Gov. Gretchen Whitmer’s (D) 2023-24 budget proposal calling for about $500 million to fund efforts to reach Michigan’s net-zero goals won praise last week from environmentalists.

Whitmer’s budget, the first of her second term in office, proposes slightly more than $79 billion in total spending, meaning the climate change mitigation spending makes up less than 1%.

But Derrell Slaughter, with the Michigan office of the Natural Resources Defense Council, said Whitmer’s “budget proposal points to the clean energy transition moving forward in Michigan.” While the investments are small overall compared to the entire budget, Slaughter said they would boost jobs, cut consumer electricity bills and lower overall pollution.

And when paired with other spending proposals on issues improving home weatherization, the budget will help many Michiganders, especially those in lower-income households, save money, said Lisa Wozniak, executive director of the Michigan League of Conservation Voters. Whitmer’s proposed budget “puts money back in Michiganders’ pockets while investing in our communities, expanding clean energy and protecting our health,” Wozniak said.

Included in the spending plan is:

  • $150 million in grants for school districts to run electric school buses;
  • $45 million, mostly in federal funds, for the Michigan Clean Fleet Initiative to encourage counties, airports and regional transit systems to upgrade to electric vehicles;
  • $40 million in one-time state general fund monies to help local governments get ready to develop renewal resources;
  • $43 million to help harden the state’s electric grid against natural disasters and severe weather incidents; and
  • $100 million for environmental justices projects.

Whitmer also called for the state to temporarily suspend the sales and use taxes on the first $40,000 of the cost of an electric vehicle.

Charles Griffith with the Ecology Center said the organization would continue lobbying for even more funds to meet the goals of the MI Healthy Environment Plan, but he called Whitmer’s proposal “a great step forward.”

Michigan’s fiscal year runs from Oct. 1 to Sept. 30, and typically the Legislature completes work on the budget by early summer.

The budget has been criticized by Republicans for proposing to spend almost all the nearly $9 billion surplus Michigan received from the federal government, leaving just $250 million that would be allocated to the state’s Budget Stabilization Fund, used during economic recessions to minimize budget cuts.

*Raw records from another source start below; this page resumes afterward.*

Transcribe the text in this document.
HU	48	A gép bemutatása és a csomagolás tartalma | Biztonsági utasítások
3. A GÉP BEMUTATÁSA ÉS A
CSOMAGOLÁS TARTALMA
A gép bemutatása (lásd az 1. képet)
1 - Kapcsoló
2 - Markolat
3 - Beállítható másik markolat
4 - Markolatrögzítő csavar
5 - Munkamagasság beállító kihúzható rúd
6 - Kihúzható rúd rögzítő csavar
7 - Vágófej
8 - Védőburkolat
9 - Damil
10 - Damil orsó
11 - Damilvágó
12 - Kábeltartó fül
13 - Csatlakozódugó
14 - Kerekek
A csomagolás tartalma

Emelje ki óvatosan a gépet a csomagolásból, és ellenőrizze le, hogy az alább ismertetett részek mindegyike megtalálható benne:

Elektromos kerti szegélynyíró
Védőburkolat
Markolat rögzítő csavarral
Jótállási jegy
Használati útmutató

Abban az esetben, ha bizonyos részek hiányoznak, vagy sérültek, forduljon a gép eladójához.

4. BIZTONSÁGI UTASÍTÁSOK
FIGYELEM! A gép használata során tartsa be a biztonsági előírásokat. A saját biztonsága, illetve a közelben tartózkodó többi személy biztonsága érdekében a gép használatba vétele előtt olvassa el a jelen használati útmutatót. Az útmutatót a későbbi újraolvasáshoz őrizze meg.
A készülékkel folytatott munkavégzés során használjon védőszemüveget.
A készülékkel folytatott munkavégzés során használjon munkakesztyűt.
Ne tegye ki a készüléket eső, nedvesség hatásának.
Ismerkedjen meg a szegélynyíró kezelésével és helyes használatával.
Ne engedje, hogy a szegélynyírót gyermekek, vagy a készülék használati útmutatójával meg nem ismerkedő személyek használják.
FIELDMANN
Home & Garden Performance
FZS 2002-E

Republicans also worried the plan is designed to forestall a required income tax cut if the state finds itself with a large budget surplus. Top state officials have not been shy about saying an alternative tax proposal pushed by Whitmer is designed in part to keep the required income tax rate cut from taking place, and thus preventing the political anguish of trying to raise the rate in the event of a recession.

Democrats narrowly hold the majority in both houses of the Legislature: by just one vote in the Senate, and two votes in the House of Representatives.